Un député conservateur quadriplégique du Manitoba introduira deux projets de loi pour décriminaliser l'aide médicale à mourir, demain, contredisant la position du gouvernement fédéral et encourageant d'autres provinces à emboîter le pas au Québec.

Steven Fletcher, qui avait été écarté du cabinet l'été dernier par le premier ministre Stephen Harper, souhaite abolir dans certaines circonstances l'interdiction du suicide assisté prévue dans le Code criminel. Il propose aussi de créer une commission fédérale qui assurerait le suivi de la pratique à l'échelle canadienne.

M. Fletcher était un jeune diplômé en génie dans la vingtaine lorsqu'il a heurté un orignal en voiture, en se rendant à son nouvel emploi dans une mine d'or du nord du Manitoba. L'impact lui a brisé le cou et il est depuis paralysé des épaules jusqu'aux pieds.

«Je me sens moralement obligé, maintenant que j'en ai l'occasion, de présenter ces deux projets de loi et de créer un débat parlementaire et une prise de conscience à travers le pays pour que les gens sentent que le choix leur revient», a-t-il dit en entrevue avec La Presse.

M. Fletcher n'a pas été en mesure de donner beaucoup plus de détails sur le contenu de ces projets, puisqu'ils n'ont pas encore été déposés à la Chambre des communes. On ignore par exemple dans quelle mesure l'euthanasie serait visée par les changements.
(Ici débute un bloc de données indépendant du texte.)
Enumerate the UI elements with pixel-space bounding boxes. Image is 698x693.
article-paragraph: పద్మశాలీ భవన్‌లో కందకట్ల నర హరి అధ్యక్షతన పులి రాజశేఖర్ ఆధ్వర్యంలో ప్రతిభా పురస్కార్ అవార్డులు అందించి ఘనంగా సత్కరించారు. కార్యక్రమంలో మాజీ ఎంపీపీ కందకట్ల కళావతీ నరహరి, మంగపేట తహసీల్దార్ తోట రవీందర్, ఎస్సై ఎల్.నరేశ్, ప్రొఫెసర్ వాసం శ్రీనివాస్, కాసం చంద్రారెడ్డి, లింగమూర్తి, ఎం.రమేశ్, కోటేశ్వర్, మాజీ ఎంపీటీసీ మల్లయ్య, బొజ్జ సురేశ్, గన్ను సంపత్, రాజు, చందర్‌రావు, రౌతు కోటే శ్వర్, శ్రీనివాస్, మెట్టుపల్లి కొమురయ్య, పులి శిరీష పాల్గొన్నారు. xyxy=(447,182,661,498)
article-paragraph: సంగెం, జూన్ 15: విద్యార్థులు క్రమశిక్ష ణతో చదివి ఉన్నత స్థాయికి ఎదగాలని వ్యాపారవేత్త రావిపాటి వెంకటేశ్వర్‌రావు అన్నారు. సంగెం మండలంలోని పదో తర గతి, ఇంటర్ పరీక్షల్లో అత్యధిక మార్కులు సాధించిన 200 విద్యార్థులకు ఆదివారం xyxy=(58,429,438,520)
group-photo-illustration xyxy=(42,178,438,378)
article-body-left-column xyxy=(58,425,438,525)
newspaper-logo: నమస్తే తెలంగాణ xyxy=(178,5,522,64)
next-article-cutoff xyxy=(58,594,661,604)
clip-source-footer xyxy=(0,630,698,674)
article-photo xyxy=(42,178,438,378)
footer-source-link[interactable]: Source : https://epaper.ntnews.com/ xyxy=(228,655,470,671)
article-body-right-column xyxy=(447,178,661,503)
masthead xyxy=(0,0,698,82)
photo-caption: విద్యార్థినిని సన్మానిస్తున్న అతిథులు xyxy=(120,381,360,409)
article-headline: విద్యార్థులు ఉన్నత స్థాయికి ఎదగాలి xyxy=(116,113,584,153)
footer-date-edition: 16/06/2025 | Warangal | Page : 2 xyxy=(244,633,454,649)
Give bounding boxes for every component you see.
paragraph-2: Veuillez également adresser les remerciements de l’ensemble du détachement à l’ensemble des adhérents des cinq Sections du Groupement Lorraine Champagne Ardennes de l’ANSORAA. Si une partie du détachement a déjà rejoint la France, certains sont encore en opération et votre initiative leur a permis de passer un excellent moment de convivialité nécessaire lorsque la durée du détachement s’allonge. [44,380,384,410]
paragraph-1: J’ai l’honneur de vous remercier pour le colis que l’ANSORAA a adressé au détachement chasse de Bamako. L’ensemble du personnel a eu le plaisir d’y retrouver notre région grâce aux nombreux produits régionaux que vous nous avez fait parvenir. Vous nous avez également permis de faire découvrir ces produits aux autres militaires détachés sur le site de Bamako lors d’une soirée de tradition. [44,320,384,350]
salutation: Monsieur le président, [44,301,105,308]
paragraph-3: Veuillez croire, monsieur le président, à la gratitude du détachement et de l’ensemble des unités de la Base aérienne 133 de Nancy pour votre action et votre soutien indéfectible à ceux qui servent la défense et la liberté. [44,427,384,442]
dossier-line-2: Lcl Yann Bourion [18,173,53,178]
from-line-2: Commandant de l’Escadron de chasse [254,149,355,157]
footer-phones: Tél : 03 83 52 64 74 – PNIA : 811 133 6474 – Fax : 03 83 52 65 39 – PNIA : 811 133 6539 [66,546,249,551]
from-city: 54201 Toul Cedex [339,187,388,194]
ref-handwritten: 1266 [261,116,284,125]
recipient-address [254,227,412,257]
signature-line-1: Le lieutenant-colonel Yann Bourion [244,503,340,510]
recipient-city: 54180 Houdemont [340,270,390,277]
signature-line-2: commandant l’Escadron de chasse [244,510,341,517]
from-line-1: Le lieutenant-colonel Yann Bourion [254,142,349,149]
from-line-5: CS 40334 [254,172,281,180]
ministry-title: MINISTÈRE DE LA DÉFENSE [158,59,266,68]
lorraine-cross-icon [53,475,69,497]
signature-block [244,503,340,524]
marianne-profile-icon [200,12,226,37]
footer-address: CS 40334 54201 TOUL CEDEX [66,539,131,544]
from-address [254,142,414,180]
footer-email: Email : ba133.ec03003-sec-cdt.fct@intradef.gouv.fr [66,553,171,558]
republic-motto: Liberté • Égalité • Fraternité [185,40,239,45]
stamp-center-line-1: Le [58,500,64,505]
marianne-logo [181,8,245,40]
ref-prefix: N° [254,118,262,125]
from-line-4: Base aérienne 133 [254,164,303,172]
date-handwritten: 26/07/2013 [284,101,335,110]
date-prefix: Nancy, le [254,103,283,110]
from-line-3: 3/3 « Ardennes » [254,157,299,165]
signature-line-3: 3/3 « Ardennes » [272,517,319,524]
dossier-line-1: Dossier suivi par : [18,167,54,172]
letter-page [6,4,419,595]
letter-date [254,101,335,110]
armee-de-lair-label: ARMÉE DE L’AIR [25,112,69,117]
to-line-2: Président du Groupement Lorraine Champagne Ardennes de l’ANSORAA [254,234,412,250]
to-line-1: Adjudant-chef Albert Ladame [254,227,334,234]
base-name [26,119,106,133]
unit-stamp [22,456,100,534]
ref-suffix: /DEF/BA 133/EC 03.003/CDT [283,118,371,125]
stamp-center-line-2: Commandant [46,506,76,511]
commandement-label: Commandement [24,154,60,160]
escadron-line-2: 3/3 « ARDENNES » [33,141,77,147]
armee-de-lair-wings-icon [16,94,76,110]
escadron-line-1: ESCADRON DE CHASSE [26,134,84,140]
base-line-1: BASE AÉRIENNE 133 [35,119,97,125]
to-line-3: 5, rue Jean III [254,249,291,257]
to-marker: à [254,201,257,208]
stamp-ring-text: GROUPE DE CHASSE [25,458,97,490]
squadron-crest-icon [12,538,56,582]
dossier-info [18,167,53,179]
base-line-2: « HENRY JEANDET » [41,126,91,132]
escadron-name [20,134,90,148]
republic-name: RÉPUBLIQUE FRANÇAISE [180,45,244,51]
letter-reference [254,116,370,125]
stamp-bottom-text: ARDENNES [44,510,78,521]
Il a laissé entendre qu'elle pourrait l'être dans certains cas.

Le député a néanmoins précisé que ses projets de loi permettraient aux provinces d'adopter leur propre système d'aide médicale à mourir en vertu de leurs compétences en matière de santé, sans crainte de contestations judiciaires d'Ottawa en vertu de la Constitution et du Code criminel.

Le Québec serait donc directement concerné: le projet de loi 52 de l'Assemblée nationale n'a pas été adopté avant le déclenchement des élections, mais il pourrait l'être sous peu. Or, le gouvernement Harper étudie sérieusement la possibilité d'en contester la constitutionnalité devant les tribunaux, au motif qu'il empiète sur ses compétences en matière criminelle. Québec s'est prévalu de ses pouvoirs en matière de santé pour légiférer.

Le refus des conservateurs d'ouvrir le débat sur l'euthanasie et le suicide assisté s'appuie sur la crainte que ces pratiques comportent trop de risques pour les personnes les plus vulnérables de la société. «On a déjà voté à ce sujet à la Chambre. Ce n'est pas l'intention du gouvernement d'en discuter de nouveau», a réitéré hier le ministre fédéral de la Justice, Peter MacKay.

C'est ce que plaident les procureurs fédéraux dans une cause qui sera bientôt entendue par la Cour suprême, l'affaire Carter, qui émane de la Colombie-Britannique.

Steven Fletcher ignore s'il recueillera beaucoup d'appuis chez les députés de son parti ou d'autres formations. «Ça pourra prendre plusieurs années, a-t-il dit. Mais ça vaut la peine d'être fait, à condition de l'être avec empathie, compassion, beaucoup d'espoir et de la miséricorde».